Ditto for MPLS, the FEC classification is done at the edge. Once the label is assigned the core nodes only forward packets based on labels. This property imparts scalability and makes the architectures suitable for backbone networks.
- Both technologies use short fixed-length labels for implementing QoS. MPLS uses labels for forwarding and implementing its TE operations. While DiffServ uses DSCP for providing QoS using queuing and scheduling.
As already pointed out, DiffServ and MPLS are independent of each other or putting it differently, both these technologies are orthogonal and complement each other beautifully.

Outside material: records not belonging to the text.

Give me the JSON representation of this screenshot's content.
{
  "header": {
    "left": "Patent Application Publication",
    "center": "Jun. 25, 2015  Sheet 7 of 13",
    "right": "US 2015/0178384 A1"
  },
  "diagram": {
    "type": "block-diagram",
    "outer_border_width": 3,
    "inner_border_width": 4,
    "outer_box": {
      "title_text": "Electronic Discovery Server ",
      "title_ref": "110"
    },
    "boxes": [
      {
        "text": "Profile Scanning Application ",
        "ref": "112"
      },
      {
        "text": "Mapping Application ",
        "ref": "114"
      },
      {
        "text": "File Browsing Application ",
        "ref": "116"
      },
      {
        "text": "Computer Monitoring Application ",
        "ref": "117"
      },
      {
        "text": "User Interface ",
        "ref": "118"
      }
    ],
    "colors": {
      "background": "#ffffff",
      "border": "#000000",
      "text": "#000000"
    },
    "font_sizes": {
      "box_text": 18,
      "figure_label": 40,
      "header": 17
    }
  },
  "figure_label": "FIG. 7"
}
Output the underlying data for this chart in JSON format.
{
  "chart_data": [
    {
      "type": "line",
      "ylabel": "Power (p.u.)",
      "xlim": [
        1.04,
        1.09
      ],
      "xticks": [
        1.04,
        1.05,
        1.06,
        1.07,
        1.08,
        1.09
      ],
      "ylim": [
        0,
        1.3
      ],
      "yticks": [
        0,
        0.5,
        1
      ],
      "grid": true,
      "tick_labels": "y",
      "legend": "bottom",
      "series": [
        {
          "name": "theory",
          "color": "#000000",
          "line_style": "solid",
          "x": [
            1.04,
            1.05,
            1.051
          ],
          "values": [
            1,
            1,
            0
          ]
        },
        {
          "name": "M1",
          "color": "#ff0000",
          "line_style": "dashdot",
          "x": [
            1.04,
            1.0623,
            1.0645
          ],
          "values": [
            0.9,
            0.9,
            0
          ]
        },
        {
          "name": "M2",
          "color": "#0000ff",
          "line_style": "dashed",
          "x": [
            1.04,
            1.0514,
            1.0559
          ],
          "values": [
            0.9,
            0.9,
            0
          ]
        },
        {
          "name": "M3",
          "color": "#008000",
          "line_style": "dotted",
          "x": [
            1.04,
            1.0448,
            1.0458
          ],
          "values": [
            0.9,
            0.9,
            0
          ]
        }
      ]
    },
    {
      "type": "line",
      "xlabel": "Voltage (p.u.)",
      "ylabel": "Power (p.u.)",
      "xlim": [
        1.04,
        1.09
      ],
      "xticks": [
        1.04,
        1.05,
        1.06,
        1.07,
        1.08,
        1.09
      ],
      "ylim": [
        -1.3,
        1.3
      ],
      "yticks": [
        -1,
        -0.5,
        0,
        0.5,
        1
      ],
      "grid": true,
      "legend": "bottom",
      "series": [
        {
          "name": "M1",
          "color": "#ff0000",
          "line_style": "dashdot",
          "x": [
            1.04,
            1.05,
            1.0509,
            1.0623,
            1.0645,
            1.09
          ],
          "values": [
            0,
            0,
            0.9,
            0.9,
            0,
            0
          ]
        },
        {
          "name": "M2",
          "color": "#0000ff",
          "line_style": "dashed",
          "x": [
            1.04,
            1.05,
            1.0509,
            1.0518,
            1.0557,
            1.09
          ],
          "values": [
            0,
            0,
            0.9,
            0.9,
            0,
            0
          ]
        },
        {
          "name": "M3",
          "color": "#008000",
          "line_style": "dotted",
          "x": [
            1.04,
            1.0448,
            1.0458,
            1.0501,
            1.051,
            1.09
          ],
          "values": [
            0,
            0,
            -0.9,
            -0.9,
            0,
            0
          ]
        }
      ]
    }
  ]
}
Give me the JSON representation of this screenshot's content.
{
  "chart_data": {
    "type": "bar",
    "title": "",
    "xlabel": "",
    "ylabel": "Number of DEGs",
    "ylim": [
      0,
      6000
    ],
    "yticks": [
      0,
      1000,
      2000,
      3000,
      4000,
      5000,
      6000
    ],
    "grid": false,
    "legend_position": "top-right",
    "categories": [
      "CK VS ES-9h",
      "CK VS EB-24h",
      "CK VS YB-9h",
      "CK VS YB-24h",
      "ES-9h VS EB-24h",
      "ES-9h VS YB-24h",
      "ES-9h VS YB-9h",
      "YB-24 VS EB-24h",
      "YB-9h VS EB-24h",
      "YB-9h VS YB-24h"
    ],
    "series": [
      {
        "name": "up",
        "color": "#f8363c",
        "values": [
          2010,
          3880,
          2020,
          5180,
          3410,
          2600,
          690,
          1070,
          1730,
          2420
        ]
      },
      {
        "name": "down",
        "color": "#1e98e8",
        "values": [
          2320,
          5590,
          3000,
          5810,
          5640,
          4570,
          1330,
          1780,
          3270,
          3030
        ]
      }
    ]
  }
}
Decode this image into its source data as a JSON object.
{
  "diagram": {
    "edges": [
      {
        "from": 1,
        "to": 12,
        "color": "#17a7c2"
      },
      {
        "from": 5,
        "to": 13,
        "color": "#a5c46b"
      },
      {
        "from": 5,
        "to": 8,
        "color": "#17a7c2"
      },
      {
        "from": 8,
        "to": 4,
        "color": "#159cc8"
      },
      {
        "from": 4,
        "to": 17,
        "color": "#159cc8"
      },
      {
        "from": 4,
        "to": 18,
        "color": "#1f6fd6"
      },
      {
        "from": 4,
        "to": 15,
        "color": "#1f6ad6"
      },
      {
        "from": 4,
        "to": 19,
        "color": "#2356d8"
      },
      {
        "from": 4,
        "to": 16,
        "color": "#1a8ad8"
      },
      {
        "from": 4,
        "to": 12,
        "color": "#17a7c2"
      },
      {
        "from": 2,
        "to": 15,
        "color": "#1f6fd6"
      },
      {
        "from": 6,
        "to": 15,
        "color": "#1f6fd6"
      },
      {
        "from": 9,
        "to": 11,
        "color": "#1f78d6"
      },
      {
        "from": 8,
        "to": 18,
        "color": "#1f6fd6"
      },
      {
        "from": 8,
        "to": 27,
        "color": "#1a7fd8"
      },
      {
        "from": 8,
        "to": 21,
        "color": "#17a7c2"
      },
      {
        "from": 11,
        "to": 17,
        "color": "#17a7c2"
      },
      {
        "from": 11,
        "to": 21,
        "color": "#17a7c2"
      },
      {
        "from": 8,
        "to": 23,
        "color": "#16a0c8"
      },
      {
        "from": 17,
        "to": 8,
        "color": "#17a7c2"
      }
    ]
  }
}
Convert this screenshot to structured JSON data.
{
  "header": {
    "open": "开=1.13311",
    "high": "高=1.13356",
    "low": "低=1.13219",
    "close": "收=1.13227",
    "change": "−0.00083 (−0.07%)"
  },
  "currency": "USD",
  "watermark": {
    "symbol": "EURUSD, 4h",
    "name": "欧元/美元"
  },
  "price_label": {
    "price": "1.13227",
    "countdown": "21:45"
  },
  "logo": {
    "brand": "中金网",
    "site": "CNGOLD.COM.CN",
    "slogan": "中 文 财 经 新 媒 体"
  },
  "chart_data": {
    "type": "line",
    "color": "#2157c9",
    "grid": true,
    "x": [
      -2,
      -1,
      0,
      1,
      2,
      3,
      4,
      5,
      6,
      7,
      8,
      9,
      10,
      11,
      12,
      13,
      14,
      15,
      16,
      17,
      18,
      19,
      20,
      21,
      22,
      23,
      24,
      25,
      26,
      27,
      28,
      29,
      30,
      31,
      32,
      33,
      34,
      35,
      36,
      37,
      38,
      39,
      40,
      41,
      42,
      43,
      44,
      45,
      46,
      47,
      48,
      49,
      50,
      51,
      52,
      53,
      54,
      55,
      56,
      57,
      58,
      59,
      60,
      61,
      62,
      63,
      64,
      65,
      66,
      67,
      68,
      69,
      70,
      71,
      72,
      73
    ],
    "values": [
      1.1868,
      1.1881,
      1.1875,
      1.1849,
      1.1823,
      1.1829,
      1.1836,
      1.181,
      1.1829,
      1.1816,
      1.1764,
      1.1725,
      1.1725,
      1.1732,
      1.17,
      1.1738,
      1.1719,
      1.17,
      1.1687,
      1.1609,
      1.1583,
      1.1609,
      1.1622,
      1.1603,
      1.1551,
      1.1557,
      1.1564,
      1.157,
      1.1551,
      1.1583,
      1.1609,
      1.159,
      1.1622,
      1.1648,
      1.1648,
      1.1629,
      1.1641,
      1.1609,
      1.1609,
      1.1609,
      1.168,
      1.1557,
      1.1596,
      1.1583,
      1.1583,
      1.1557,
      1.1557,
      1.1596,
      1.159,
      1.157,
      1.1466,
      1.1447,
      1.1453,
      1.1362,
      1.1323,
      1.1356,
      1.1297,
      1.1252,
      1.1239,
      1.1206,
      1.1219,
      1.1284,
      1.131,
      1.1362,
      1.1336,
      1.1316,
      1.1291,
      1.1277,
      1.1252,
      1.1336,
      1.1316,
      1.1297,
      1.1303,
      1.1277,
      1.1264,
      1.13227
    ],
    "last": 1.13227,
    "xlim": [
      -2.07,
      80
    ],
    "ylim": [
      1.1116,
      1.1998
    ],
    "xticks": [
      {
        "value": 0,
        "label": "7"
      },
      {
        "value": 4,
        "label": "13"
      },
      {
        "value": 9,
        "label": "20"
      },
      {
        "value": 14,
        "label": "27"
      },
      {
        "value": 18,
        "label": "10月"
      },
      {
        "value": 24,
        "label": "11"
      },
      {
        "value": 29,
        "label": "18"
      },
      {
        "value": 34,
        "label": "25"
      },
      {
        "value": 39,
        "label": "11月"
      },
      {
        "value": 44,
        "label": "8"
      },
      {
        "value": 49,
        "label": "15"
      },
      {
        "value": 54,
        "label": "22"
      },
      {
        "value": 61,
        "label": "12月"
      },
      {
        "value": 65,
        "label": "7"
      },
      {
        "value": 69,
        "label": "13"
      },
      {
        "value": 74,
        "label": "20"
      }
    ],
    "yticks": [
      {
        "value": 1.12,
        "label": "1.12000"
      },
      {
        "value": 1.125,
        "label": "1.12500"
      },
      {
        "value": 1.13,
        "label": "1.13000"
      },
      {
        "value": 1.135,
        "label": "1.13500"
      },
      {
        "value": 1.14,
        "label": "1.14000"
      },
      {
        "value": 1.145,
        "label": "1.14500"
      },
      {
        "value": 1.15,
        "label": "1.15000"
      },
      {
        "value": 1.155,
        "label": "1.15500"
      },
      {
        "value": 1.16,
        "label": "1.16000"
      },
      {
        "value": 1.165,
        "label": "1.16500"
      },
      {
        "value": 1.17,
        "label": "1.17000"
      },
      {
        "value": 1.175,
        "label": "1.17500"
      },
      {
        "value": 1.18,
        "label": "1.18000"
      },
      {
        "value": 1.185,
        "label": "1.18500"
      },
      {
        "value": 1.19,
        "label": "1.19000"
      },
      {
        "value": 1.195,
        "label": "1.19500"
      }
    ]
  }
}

Even without going down into the intricacies of the DiffServ over MPLS, it;s now possible to envisage the advantages that the marriage of these two brings about:
1. Flows could be isolated using MPLS LSPs which would complement the QoS provided by DiffServ QoS mechanisms.
2. MPLS protection, be it path or local, would further strengthen the QoS guarantees, for which the ISPs can charge extra.
3. MPLS preemption can similarly be used for giving higher priority to high paying customers or high-priority traffic.
4. Looking at it from another perspective, MPLS protection and preemption adds finer level of QoS granularity to Diffserv, even allowing application level granularity. For example, in a pure Diffserv network all flows belonging to say AF11would get the same service (except in the cases of PHB promotion or demotion). But with MPLS, flows belonging to AF11 can be treated differently with protection and/or preemption enabled for some of the flows belonging to the same PHB.
5. Provisioning in DiffServ networks can be made dynamic with the use of RSVP-TE signaling in DiffServ over MPLS networks. (For static provisioning, statistics for aggregates of traffic over the network is required beforehand, which is not always possible. Also static provisioning is not always optimal.)
DiffServ;s label, DSCP, is carried in the Type of Service field inside the IP header. On the other hand, MPLS label is either carried inside the MPLS shim layer or is encapsulated inside the layer 2 header. And since the MPLS LSRs do not examine the IP header while forwarding the packets, there is a need for a mechanism to determine the PHB from the MPLS label. The standards define the use of two different types of LSPs for resolving the issue:
1. EXP inferred PHB Scheduling Class LSPs (E-LSPs)
2. Label inferred PHB Scheduling Class LSPs (L-LSPs)
PHB Scheduling Class (PSC)  is defined as a group of PHBs with a constraint that the packets belonging to the same microflow must not be re-ordered.
Ordered Aggregate (OA)  is a set of BAs that share an ordering constraint, as defined for PSC. And hence, the set of PHBs that are applied to this set of BAs constitute a PSC.